In [1]:
# The name of this file is train-test-split, although our main point is to split the training set, and the validation set
import pandas as pd
import numpy as np
import os
import shutil

In [2]:
# At this stage, we want to split the image in 20241005_image into a training set and a validation set
# There are 410147 images

# We create an index array.
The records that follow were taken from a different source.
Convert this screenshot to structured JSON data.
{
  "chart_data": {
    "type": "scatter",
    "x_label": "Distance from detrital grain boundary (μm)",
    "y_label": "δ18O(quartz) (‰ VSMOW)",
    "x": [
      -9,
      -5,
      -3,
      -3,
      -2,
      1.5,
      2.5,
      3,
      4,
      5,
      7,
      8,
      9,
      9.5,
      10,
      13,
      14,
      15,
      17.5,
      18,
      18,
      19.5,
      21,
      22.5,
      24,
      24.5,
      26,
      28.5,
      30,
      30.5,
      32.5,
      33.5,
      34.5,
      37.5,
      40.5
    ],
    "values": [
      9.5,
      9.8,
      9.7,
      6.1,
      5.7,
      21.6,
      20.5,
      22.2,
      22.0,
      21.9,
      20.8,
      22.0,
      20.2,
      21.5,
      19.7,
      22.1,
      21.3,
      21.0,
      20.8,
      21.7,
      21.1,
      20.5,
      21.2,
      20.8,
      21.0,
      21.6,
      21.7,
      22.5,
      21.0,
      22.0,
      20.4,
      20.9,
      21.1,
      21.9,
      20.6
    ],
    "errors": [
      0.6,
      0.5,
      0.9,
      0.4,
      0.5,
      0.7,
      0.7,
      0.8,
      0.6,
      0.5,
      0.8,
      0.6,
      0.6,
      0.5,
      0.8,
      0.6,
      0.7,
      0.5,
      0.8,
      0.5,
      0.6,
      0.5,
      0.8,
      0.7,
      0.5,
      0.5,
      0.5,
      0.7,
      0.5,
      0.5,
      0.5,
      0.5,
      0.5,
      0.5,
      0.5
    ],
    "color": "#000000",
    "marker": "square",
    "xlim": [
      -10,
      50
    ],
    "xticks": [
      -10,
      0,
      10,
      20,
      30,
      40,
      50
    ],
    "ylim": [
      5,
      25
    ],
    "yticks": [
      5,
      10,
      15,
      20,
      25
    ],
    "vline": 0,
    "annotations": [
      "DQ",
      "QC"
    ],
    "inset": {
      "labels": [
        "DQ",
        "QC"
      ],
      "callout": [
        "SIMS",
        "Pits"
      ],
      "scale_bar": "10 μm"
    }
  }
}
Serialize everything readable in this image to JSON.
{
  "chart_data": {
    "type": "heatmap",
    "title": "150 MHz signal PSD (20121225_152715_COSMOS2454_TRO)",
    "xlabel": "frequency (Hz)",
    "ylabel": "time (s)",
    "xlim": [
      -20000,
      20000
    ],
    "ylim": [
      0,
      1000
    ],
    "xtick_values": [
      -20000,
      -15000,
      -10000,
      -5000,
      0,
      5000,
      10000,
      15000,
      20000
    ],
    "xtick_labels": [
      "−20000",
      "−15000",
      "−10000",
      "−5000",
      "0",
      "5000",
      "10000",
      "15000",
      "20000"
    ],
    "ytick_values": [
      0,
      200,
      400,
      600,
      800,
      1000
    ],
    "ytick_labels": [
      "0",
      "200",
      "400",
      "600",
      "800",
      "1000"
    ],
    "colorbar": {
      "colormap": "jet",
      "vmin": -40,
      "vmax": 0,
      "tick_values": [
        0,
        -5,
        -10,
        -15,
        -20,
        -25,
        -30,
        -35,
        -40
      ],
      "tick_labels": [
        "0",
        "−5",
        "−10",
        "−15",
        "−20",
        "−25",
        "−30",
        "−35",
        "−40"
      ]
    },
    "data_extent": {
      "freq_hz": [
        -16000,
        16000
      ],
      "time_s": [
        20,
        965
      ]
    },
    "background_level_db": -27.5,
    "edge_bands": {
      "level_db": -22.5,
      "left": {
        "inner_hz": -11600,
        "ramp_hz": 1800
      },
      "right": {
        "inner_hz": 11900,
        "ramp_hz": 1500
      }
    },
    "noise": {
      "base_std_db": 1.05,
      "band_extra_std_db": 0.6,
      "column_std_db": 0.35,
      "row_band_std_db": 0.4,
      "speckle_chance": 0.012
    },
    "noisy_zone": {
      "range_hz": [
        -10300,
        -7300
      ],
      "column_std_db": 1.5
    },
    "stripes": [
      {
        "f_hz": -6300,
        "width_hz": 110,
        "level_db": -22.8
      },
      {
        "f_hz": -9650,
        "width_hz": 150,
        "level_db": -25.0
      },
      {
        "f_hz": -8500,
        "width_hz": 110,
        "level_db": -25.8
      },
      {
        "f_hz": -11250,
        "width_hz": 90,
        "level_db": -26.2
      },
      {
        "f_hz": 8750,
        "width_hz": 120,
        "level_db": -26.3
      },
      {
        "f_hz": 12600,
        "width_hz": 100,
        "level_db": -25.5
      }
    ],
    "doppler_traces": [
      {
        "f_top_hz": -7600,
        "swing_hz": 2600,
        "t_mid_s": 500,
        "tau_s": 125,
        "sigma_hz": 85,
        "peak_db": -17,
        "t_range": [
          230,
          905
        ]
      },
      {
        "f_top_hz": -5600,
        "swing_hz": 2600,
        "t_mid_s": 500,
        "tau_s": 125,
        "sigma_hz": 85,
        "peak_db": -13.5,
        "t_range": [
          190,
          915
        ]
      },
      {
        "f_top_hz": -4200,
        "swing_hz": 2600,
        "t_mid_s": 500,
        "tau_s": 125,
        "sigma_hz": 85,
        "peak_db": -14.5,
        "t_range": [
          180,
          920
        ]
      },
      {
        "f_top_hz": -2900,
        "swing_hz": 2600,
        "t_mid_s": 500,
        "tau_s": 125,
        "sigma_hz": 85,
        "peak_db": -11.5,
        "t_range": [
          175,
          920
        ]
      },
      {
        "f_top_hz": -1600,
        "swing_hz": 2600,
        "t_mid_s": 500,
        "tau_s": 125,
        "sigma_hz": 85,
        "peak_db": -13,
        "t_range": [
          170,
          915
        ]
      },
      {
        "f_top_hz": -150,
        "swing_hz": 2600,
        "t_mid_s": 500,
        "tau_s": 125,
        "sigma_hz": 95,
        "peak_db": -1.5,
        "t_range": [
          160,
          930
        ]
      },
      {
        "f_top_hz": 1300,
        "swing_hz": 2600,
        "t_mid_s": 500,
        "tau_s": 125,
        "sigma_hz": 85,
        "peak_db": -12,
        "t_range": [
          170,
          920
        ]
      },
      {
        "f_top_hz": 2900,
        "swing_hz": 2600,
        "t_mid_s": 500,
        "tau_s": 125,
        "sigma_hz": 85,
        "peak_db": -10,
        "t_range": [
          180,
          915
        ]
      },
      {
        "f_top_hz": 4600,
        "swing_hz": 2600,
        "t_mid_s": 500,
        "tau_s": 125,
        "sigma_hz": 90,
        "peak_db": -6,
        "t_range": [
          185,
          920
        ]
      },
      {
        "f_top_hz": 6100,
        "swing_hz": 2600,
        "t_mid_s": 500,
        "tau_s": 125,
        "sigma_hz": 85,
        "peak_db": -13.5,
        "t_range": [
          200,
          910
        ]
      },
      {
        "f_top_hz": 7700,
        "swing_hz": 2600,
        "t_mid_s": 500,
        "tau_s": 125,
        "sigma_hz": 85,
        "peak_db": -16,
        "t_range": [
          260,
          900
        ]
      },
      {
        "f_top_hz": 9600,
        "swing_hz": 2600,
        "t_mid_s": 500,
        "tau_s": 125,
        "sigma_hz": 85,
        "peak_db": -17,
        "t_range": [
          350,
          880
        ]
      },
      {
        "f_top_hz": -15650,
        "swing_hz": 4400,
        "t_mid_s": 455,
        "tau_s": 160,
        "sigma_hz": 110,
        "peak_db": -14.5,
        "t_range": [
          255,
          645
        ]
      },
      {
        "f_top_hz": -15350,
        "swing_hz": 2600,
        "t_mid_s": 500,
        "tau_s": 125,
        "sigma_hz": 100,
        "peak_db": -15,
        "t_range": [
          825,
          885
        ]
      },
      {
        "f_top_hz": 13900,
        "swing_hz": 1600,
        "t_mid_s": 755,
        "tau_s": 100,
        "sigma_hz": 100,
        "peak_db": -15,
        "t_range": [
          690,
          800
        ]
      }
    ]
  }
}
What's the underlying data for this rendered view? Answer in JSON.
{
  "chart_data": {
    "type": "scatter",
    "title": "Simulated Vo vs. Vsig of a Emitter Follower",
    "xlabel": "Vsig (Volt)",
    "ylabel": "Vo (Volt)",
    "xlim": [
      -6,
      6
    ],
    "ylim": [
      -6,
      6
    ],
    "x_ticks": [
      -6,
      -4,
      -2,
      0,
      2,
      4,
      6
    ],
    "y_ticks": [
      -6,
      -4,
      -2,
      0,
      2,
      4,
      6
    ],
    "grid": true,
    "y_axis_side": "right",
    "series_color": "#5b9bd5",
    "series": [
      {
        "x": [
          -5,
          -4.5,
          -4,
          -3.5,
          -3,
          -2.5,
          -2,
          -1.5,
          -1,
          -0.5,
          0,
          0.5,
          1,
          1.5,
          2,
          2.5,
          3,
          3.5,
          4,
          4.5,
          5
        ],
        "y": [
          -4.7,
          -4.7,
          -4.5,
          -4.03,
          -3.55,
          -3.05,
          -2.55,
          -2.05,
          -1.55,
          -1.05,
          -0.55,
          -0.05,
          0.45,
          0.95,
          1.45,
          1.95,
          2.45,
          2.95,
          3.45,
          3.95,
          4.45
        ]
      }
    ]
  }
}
We will shuffle in this array
array = np.arange(1, 410148)

# Shuffle
np.random.shuffle(array)

# Calculate the split index
split_index = int(len(array) * 0.7)

# Split the array into training set and testing set
train_array = array[:split_index]
test_array = array[split_index:]

# Print the sizes of the splits
print(f"Train array size: {len(train_array)}")
print(f"Test array size: {len(test_array)}")

Train array size: 287102
Test array size: 123045


In [3]:
# Check train_array
train_array

array([ 80556, 174887, 133979, ...,  25676, 285013, 132346])

In [4]:
# Check test_array
test_array

array([243701, 106699,  82642, ..., 222865, 317490, 341247])

In [5]:
# Train-Test-Split

# Create Training Folder
training_folder = "training_data"
if not os.path.exists(training_folder):
    os.makedirs(training_folder)

# Create Validation Folder
validation_folder = "validation_data"
if not os.path.exists(validation_folder):
    os.makedirs(validation_folder)

image_folder = "20241005_image" 

# Convert arrays to sets for faster 
train_set = set(train_array)
test_set = set(test_array)

# Move images to their folders based on their indexes
for img in os.listdir(image_folder):
    # Extract the index from the image filename
    index_part = img.split('_')[0]  # Get the first part before the underscore
    index = int(index_part)  # Convert it to an integer

    # Move the file to the appropriate folder
    if index in train_set:
        shutil.move(os.path.join(image_folder, img), os.path.join(training_folder, img))
    elif index in test_set:
        shutil.move(os.path.join(image_folder, img), os.path.join(validation_folder, img))

print(f"Moved {len(train_array)} images to the training folder.")
print(f"Moved {len(test_array)} images to the validation folder.")

Moved 287102 images to the training folder.
Moved 123045 images to the validation folder.